- Moru
- Coordinates: 27°21′12″N 52°48′24″E﻿ / ﻿27.35333°N 52.80667°E
- Country: Iran
- Province: Bushehr
- County: Asaluyeh
- District: Chah-e Mobarak
- Rural District: Chah-e Mobarak

Population (2016)
- • Total: 656
- Time zone: UTC+3:30 (IRST)

= Moru, Iran =

Village in Bushehr province, Iran

Moru (مروع) (Note: Also romanized as Morrū‘ and Morū‘; also known as Maroo’i) is a village in Chah-e Mobarak Rural District of Chah-e Mobarak District in Asaluyeh County, Bushehr province, Iran.

==Demographics==
===Population===
At the time of the 2006 National Census, the village's population was 375 in 62 households, when it was in Nayband Rural District of the former Asaluyeh District in Kangan County.
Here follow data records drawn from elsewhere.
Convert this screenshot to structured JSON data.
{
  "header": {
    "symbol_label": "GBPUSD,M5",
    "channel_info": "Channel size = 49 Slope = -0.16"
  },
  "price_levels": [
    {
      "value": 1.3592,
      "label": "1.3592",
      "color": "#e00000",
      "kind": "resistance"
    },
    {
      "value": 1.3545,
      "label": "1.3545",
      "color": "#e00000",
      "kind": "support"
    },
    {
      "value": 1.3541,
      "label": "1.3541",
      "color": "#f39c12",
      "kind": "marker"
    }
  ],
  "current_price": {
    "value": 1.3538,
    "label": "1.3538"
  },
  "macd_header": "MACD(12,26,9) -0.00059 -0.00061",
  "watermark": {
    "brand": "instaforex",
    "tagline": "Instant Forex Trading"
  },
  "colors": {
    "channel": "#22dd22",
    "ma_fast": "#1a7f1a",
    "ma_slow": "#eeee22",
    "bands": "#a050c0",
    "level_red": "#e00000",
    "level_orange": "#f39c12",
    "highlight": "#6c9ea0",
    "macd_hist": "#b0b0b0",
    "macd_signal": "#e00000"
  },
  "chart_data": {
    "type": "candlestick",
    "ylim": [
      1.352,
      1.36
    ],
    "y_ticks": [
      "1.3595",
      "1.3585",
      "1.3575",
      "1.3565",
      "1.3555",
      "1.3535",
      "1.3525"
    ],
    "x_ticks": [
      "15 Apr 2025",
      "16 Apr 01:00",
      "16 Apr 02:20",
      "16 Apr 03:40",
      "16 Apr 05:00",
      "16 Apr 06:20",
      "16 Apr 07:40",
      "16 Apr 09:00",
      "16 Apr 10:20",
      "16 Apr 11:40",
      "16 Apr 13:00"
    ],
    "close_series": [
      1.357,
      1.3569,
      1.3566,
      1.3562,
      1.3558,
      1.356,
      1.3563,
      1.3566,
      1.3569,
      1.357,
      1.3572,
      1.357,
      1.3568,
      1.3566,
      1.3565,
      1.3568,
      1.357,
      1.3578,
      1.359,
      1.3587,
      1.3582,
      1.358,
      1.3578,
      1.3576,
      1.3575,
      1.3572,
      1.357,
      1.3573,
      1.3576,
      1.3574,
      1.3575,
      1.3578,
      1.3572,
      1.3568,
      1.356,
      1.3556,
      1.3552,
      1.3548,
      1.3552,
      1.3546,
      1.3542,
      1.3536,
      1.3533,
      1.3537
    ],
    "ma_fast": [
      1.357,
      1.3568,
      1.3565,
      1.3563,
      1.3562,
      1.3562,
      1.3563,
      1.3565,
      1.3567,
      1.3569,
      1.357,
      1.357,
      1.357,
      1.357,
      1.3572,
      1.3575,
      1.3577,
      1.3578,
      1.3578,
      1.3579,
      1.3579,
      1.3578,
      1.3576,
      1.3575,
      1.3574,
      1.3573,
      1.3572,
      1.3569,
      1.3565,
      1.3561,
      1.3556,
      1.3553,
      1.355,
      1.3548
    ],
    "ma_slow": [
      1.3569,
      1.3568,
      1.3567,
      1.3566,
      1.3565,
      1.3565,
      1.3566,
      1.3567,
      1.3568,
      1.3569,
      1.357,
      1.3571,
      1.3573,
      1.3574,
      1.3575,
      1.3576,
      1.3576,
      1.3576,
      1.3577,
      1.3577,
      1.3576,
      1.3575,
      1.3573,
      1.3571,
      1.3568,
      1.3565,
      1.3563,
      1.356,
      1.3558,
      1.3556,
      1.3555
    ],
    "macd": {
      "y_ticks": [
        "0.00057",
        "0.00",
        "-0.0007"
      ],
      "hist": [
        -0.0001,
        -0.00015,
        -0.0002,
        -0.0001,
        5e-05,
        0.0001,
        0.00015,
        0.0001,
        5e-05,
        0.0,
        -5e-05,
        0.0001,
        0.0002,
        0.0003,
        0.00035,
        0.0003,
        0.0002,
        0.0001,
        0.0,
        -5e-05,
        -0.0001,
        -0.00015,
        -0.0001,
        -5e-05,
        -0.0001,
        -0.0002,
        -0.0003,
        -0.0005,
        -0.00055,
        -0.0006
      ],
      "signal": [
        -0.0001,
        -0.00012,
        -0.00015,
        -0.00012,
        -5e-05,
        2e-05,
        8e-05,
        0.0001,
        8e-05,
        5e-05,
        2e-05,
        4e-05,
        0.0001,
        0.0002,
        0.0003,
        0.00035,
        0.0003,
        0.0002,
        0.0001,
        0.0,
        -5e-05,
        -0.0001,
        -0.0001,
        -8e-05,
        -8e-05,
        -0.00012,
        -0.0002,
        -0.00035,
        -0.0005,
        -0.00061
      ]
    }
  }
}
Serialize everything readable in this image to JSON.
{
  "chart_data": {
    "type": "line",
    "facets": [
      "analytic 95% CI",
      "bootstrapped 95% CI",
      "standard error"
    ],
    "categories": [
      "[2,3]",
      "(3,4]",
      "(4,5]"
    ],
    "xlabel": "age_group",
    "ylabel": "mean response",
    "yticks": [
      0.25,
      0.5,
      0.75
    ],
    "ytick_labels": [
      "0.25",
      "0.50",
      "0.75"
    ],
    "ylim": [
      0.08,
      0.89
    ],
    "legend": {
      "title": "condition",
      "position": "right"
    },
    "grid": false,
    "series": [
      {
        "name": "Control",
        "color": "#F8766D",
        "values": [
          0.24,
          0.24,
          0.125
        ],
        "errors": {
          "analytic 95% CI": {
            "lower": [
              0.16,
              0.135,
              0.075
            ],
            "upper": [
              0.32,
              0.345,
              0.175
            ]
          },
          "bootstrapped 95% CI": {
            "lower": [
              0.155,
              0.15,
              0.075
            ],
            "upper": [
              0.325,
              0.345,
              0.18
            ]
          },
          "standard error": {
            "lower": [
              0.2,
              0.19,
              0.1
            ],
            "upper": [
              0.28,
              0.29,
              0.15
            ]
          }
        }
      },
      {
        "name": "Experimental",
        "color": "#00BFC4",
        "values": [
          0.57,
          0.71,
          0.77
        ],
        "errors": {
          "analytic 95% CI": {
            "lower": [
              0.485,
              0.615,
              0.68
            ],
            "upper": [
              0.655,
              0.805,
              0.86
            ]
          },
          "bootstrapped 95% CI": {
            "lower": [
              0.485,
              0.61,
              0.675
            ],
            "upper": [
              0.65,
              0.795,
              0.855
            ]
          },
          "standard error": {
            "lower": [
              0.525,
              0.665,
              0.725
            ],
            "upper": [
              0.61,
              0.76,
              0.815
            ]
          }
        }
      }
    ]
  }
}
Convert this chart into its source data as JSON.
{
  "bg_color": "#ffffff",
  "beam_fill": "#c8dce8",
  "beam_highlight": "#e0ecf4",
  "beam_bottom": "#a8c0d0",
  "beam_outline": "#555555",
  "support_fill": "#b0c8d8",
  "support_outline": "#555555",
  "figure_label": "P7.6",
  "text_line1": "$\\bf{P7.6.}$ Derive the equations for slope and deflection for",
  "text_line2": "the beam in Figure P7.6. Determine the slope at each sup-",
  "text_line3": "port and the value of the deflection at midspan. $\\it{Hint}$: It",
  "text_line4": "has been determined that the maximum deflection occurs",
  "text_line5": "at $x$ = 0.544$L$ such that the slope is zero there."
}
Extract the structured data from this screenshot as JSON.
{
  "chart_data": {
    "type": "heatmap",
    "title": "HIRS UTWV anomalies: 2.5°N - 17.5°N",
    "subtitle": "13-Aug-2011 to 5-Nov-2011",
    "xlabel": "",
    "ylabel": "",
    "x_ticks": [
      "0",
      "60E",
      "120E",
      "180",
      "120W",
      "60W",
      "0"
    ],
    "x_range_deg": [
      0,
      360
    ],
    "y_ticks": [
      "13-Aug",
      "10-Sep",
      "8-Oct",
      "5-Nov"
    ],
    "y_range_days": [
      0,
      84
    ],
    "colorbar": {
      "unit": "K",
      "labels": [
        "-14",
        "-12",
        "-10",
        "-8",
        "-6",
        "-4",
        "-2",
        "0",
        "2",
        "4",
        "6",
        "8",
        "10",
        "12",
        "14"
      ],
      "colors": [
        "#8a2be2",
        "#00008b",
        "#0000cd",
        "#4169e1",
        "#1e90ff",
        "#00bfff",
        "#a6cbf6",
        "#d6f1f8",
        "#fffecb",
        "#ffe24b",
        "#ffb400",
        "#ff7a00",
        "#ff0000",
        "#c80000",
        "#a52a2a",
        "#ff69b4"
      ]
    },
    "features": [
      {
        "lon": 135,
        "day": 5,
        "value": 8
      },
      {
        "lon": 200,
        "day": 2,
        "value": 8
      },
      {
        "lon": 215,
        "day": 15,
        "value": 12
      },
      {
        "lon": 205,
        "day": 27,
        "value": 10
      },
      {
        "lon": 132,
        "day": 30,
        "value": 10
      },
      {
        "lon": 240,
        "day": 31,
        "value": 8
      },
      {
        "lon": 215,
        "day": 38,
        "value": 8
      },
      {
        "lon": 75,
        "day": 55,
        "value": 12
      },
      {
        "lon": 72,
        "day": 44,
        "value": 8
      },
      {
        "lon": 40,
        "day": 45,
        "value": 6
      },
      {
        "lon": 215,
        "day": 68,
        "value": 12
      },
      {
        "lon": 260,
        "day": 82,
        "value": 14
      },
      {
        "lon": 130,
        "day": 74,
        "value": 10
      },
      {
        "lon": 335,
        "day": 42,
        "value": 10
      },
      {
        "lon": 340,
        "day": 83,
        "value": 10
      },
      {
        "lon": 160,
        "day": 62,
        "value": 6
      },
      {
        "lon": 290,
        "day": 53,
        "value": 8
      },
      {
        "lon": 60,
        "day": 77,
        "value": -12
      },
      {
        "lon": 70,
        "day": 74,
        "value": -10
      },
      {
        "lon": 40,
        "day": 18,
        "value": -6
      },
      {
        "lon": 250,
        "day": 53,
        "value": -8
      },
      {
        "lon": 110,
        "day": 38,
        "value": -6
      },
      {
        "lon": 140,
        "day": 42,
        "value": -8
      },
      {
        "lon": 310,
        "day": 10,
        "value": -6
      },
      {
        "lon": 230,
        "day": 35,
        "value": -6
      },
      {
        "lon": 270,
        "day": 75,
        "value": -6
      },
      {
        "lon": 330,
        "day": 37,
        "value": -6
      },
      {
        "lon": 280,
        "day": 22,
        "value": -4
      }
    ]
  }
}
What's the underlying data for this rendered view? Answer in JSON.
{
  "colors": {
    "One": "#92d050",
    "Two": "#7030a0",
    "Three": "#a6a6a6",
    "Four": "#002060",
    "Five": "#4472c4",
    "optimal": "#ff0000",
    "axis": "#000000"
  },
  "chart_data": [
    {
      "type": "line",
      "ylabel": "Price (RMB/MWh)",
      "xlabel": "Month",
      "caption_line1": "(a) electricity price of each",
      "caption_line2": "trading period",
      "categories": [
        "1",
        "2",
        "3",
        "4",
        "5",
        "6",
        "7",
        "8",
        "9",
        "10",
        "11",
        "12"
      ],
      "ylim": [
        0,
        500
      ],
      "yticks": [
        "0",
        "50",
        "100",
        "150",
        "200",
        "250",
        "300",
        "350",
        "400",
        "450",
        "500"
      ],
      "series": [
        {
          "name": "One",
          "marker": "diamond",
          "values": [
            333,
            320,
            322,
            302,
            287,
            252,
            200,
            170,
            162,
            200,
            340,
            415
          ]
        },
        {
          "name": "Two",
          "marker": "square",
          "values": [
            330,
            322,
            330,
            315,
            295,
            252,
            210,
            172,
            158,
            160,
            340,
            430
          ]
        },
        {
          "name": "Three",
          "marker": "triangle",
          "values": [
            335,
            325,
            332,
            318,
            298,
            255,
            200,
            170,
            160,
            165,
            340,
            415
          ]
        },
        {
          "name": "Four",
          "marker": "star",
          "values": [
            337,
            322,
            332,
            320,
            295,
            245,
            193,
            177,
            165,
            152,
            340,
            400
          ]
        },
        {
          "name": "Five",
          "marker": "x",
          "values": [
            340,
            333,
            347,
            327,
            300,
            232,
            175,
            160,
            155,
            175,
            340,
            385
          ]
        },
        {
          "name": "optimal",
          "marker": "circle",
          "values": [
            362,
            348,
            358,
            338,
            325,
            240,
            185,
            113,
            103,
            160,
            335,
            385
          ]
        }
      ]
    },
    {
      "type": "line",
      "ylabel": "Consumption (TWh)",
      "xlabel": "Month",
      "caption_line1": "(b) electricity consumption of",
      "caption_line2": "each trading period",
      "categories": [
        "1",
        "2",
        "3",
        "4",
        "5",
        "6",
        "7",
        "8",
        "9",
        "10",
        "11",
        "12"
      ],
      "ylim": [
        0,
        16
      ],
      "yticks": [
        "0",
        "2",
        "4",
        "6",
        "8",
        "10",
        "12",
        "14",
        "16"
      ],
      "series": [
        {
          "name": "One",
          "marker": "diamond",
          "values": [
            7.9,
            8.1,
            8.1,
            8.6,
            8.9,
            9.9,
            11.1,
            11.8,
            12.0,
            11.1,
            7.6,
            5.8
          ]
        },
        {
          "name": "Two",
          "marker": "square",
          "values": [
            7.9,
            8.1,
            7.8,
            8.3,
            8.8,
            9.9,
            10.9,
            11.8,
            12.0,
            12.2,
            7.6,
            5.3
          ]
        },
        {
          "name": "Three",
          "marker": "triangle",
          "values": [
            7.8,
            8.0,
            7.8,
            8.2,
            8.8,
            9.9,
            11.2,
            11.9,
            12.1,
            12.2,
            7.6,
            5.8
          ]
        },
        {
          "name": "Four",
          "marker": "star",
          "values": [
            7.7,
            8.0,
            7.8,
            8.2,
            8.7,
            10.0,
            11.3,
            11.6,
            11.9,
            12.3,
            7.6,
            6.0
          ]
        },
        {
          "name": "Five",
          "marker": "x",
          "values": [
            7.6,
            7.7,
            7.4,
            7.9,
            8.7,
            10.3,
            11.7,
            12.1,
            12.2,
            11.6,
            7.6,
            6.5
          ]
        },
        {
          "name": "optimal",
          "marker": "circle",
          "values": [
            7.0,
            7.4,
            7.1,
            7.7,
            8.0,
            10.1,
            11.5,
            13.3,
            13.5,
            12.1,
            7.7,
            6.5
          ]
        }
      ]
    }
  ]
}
The following census in 2011 counted 462 people in 90 households. The 2016 census measured the population of the village as 656 people in 156 households, by which time the district had been separated from the county in the establishment of Asaluyeh County. The rural district was transferred to the new Chah-e Mobarak District, and Moru was transferred to Chah-e Mobarak Rural District created in the district.